Throw into the mix her rather unconventional family life (her husband, John, is a robotics boffin and has made the couple a slightly creepy android son called Ethan), a sinister Big Brother-like space agency, and a missing-in-action astronaut-cum-deep throat who seems to turn up whenever Molly’s putting out the rubbish, and you’ve got all the basic ingredients for a halfway decent sci-fi mystery thriller.
So, was my initial prejudice towards the show founded? Perhaps not. EXTANT seems to bear the hallmarks of a sci-fi show that’s been properly thought out. In fact, I have a sneaking suspicion that all of the key plotlines have already been laid out before us in episode one. I’d bet my bottom dollar on the fact that Molly’s pregnancy is no immaculate conception (alien, more like), that there’s clearly something unholy going down at the space agency that’s connected to the lost astronaut poking around by Molly’s bins, and you just know her C-3PO son is going turn out to be a nasty piece of clockwork while at the same time raising some moral questions about the rights of A.I. mechanoids.
I just pray that Monsieur Spielberg et al have joined up all the dots before putting pen to paper, rather than fumbling around in the dark looking for a connecting plotline as the writers on Heroes and Lost seemed to do.
But it’s not all thumbs up. EXTANT threw up some niggles that were more irritating than a case of dermatitis. Firstly, the show seems to be lacking in originality. I am bored – bored I say! – of visions of the future constantly being represented as sleek and angular with hover-cars and beige clothes. Another gripe came courtesy of Molly’s ‘moving photos’. These are nothing new – the idea was clearly swiped from Harry Potter.
The android son, meanwhile, smacked of being a carbon copy of Haley Joel Osment’s robot boy in A.I. – Spielberg’s 2001 flick. On the plus side, Pierce Gagnon, who plays the child droid, is a fantastic little actor and could well turn out to steal the series. When he runs off into the woods and is found peering over a dead pigeon, which he’s presumably killed for fun, he turns to his mother and says “it was like that when I found it” in a tone so unnerving and with a gaze so dead-on-the-inside that it genuinely sent a shiver down my spine.
The same acting prowess can’t be attributed to Goran Visnjic, however, who plays the dad. He was so awkward delivering his lines he made Hugh Grant look like Laurence Olivier. Oh, and if you’re wondering where you’ve seen Visnjic before, he’s the hot Croatian guy who played chess with Madonna in her ‘Power of Good-bye’ music video and who later turned up on the set of E.R. as the dashing Dr. Luka Kovac.

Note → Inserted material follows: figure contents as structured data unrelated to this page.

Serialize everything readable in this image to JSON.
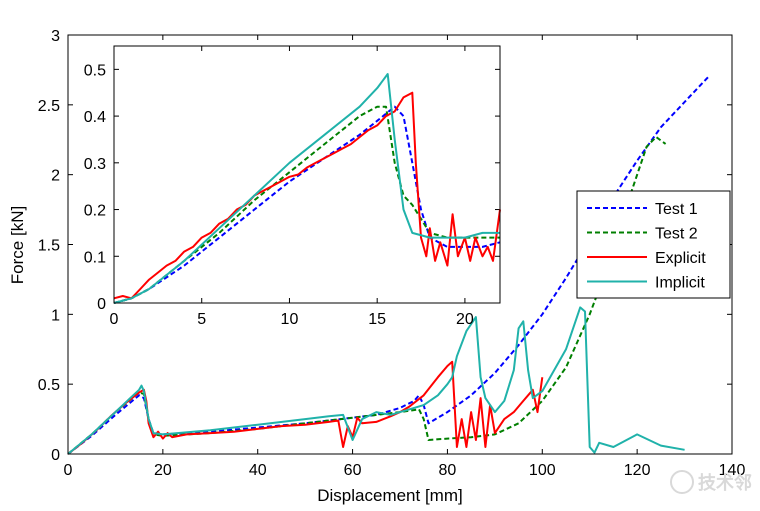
{
  "chart_data": [
    {
      "type": "line",
      "id": "main",
      "xlabel": "Displacement [mm]",
      "ylabel": "Force [kN]",
      "xlim": [
        0,
        140
      ],
      "ylim": [
        0,
        3
      ],
      "xticks": [
        0,
        20,
        40,
        60,
        80,
        100,
        120,
        140
      ],
      "yticks": [
        0,
        0.5,
        1,
        1.5,
        2,
        2.5,
        3
      ],
      "grid": false,
      "legend_position": "right",
      "series": [
        {
          "name": "Test 1",
          "color": "#0000ff",
          "style": "dashed",
          "x": [
            0,
            5,
            10,
            15,
            16,
            17,
            18,
            20,
            30,
            40,
            50,
            60,
            65,
            70,
            73,
            74,
            75,
            76,
            80,
            85,
            90,
            95,
            100,
            105,
            110,
            115,
            120,
            125,
            130,
            135
          ],
          "y": [
            0,
            0.13,
            0.28,
            0.42,
            0.4,
            0.25,
            0.15,
            0.14,
            0.16,
            0.19,
            0.22,
            0.26,
            0.28,
            0.33,
            0.38,
            0.42,
            0.35,
            0.22,
            0.3,
            0.42,
            0.58,
            0.78,
            1.0,
            1.26,
            1.54,
            1.84,
            2.1,
            2.34,
            2.52,
            2.7
          ]
        },
        {
          "name": "Test 2",
          "color": "#007f00",
          "style": "dashed",
          "x": [
            0,
            5,
            10,
            15,
            16,
            17,
            18,
            20,
            30,
            40,
            50,
            60,
            70,
            74,
            75,
            76,
            80,
            85,
            90,
            95,
            100,
            105,
            110,
            115,
            118,
            121,
            122,
            124,
            126
          ],
          "y": [
            0,
            0.14,
            0.3,
            0.44,
            0.43,
            0.25,
            0.14,
            0.13,
            0.15,
            0.18,
            0.22,
            0.26,
            0.3,
            0.32,
            0.25,
            0.1,
            0.11,
            0.12,
            0.14,
            0.22,
            0.38,
            0.62,
            1.0,
            1.45,
            1.8,
            2.1,
            2.2,
            2.27,
            2.22
          ]
        },
        {
          "name": "Explicit",
          "color": "#ff0000",
          "style": "solid",
          "x": [
            0,
            3,
            6,
            9,
            12,
            15,
            16,
            16.5,
            17,
            18,
            19,
            20,
            21,
            22,
            25,
            30,
            35,
            40,
            45,
            50,
            55,
            57,
            58,
            59,
            60,
            61,
            62,
            65,
            68,
            70,
            72,
            75,
            78,
            80,
            81,
            82,
            83,
            84,
            85,
            86,
            87,
            88,
            89,
            90,
            92,
            94,
            96,
            98,
            99,
            100
          ],
          "y": [
            0,
            0.08,
            0.17,
            0.27,
            0.36,
            0.44,
            0.46,
            0.38,
            0.22,
            0.12,
            0.16,
            0.11,
            0.15,
            0.12,
            0.14,
            0.15,
            0.16,
            0.18,
            0.2,
            0.21,
            0.23,
            0.24,
            0.05,
            0.2,
            0.12,
            0.26,
            0.22,
            0.23,
            0.27,
            0.3,
            0.34,
            0.42,
            0.55,
            0.63,
            0.66,
            0.05,
            0.25,
            0.05,
            0.3,
            0.1,
            0.4,
            0.05,
            0.35,
            0.15,
            0.25,
            0.3,
            0.38,
            0.46,
            0.3,
            0.55
          ]
        },
        {
          "name": "Implicit",
          "color": "#20b2aa",
          "style": "solid",
          "x": [
            0,
            5,
            10,
            15,
            15.5,
            16,
            17,
            18,
            20,
            30,
            40,
            50,
            55,
            58,
            60,
            62,
            65,
            68,
            70,
            72,
            75,
            78,
            80,
            81,
            82,
            84,
            86,
            87,
            88,
            90,
            92,
            94,
            95,
            96,
            97,
            98,
            100,
            105,
            108,
            109,
            110,
            111,
            112,
            115,
            120,
            125,
            130
          ],
          "y": [
            0,
            0.14,
            0.3,
            0.46,
            0.49,
            0.45,
            0.25,
            0.15,
            0.14,
            0.17,
            0.21,
            0.25,
            0.27,
            0.28,
            0.1,
            0.25,
            0.3,
            0.28,
            0.3,
            0.32,
            0.35,
            0.42,
            0.5,
            0.55,
            0.7,
            0.88,
            0.98,
            0.55,
            0.4,
            0.3,
            0.38,
            0.6,
            0.9,
            0.95,
            0.6,
            0.4,
            0.45,
            0.75,
            1.05,
            1.02,
            0.05,
            0.01,
            0.08,
            0.05,
            0.14,
            0.06,
            0.03
          ]
        }
      ]
    },
    {
      "type": "line",
      "id": "inset",
      "xlim": [
        0,
        22
      ],
      "ylim": [
        0,
        0.55
      ],
      "xticks": [
        0,
        5,
        10,
        15,
        20
      ],
      "yticks": [
        0,
        0.1,
        0.2,
        0.3,
        0.4,
        0.5
      ],
      "grid": false,
      "series": [
        {
          "name": "Test 1",
          "color": "#0000ff",
          "style": "dashed",
          "x": [
            0,
            1,
            2,
            4,
            6,
            8,
            10,
            12,
            14,
            15,
            16,
            16.5,
            17,
            17.5,
            18,
            19,
            20,
            21,
            22
          ],
          "y": [
            0,
            0.01,
            0.03,
            0.08,
            0.14,
            0.2,
            0.26,
            0.31,
            0.36,
            0.39,
            0.42,
            0.4,
            0.3,
            0.2,
            0.14,
            0.12,
            0.12,
            0.12,
            0.13
          ]
        },
        {
          "name": "Test 2",
          "color": "#007f00",
          "style": "dashed",
          "x": [
            0,
            1,
            2,
            4,
            6,
            8,
            10,
            12,
            14,
            15,
            15.5,
            16,
            16.5,
            17,
            18,
            19,
            20,
            21,
            22
          ],
          "y": [
            0,
            0.01,
            0.03,
            0.09,
            0.15,
            0.22,
            0.28,
            0.34,
            0.4,
            0.42,
            0.42,
            0.3,
            0.23,
            0.21,
            0.15,
            0.14,
            0.14,
            0.14,
            0.14
          ]
        },
        {
          "name": "Explicit",
          "color": "#ff0000",
          "style": "solid",
          "x": [
            0,
            0.5,
            1,
            1.5,
            2,
            2.5,
            3,
            3.5,
            4,
            4.5,
            5,
            5.5,
            6,
            6.5,
            7,
            7.5,
            8,
            8.5,
            9,
            9.5,
            10,
            10.5,
            11,
            11.5,
            12,
            12.5,
            13,
            13.5,
            14,
            14.5,
            15,
            15.5,
            16,
            16.5,
            17,
            17.2,
            17.5,
            17.8,
            18,
            18.3,
            18.6,
            19,
            19.3,
            19.6,
            20,
            20.3,
            20.6,
            21,
            21.3,
            21.6,
            22
          ],
          "y": [
            0.01,
            0.015,
            0.01,
            0.03,
            0.05,
            0.065,
            0.08,
            0.09,
            0.11,
            0.12,
            0.14,
            0.15,
            0.17,
            0.18,
            0.2,
            0.21,
            0.23,
            0.24,
            0.25,
            0.26,
            0.27,
            0.275,
            0.29,
            0.3,
            0.31,
            0.32,
            0.33,
            0.34,
            0.355,
            0.37,
            0.38,
            0.4,
            0.41,
            0.44,
            0.45,
            0.3,
            0.14,
            0.1,
            0.16,
            0.09,
            0.13,
            0.08,
            0.19,
            0.1,
            0.14,
            0.09,
            0.14,
            0.1,
            0.12,
            0.09,
            0.2
          ]
        },
        {
          "name": "Implicit",
          "color": "#20b2aa",
          "style": "solid",
          "x": [
            0,
            1,
            2,
            4,
            6,
            8,
            10,
            12,
            14,
            15,
            15.6,
            16,
            16.5,
            17,
            18,
            19,
            20,
            21,
            22
          ],
          "y": [
            0,
            0.01,
            0.03,
            0.09,
            0.16,
            0.23,
            0.3,
            0.36,
            0.42,
            0.46,
            0.49,
            0.35,
            0.2,
            0.15,
            0.14,
            0.14,
            0.14,
            0.15,
            0.15
          ]
        }
      ]
    }
  ],
  "watermark": "技术邻"
}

Last on my grumble list was Molly’s space-station talking computer, Ben. I mean, they may as well have called him HAL and be done with it. If Ben was supposed to be a reverential nod to the computer brain in 2001: A Space Odyssey, it failed spectacularly.
So there were elements about EXTANT that worked and others that really didn’t. I guess the real litmus test will be whether I tune in next Thursday for another fix. Truth be told, EXTANT wasn’t edge-of-your-seat stuff. I didn’t go away feeling desperate to find out what happens next. That said, I would quite happily sit down and watch the next instalment if it happened to be on the telly. Weighing it up, I think this would be a good one to download and watch in one hit – perhaps on a long haul flight.
Oh, and in case you’re wondering, EXTANT means ‘still existing’ or ‘not lost’. For Mr. Spielberg and Ms. Berry let’s hope the former definition holds true. And for us, the viewing public, fingers crossed it does indeed turn out to be ‘not Lost’. Because frankly, I don’t think I could go through that all over again…
EXTANT will premiere exclusively on Amazon Prime Instant Video in the UK at 9pm on Thursday the 10th of July, a day after it airs on CBS in the United States.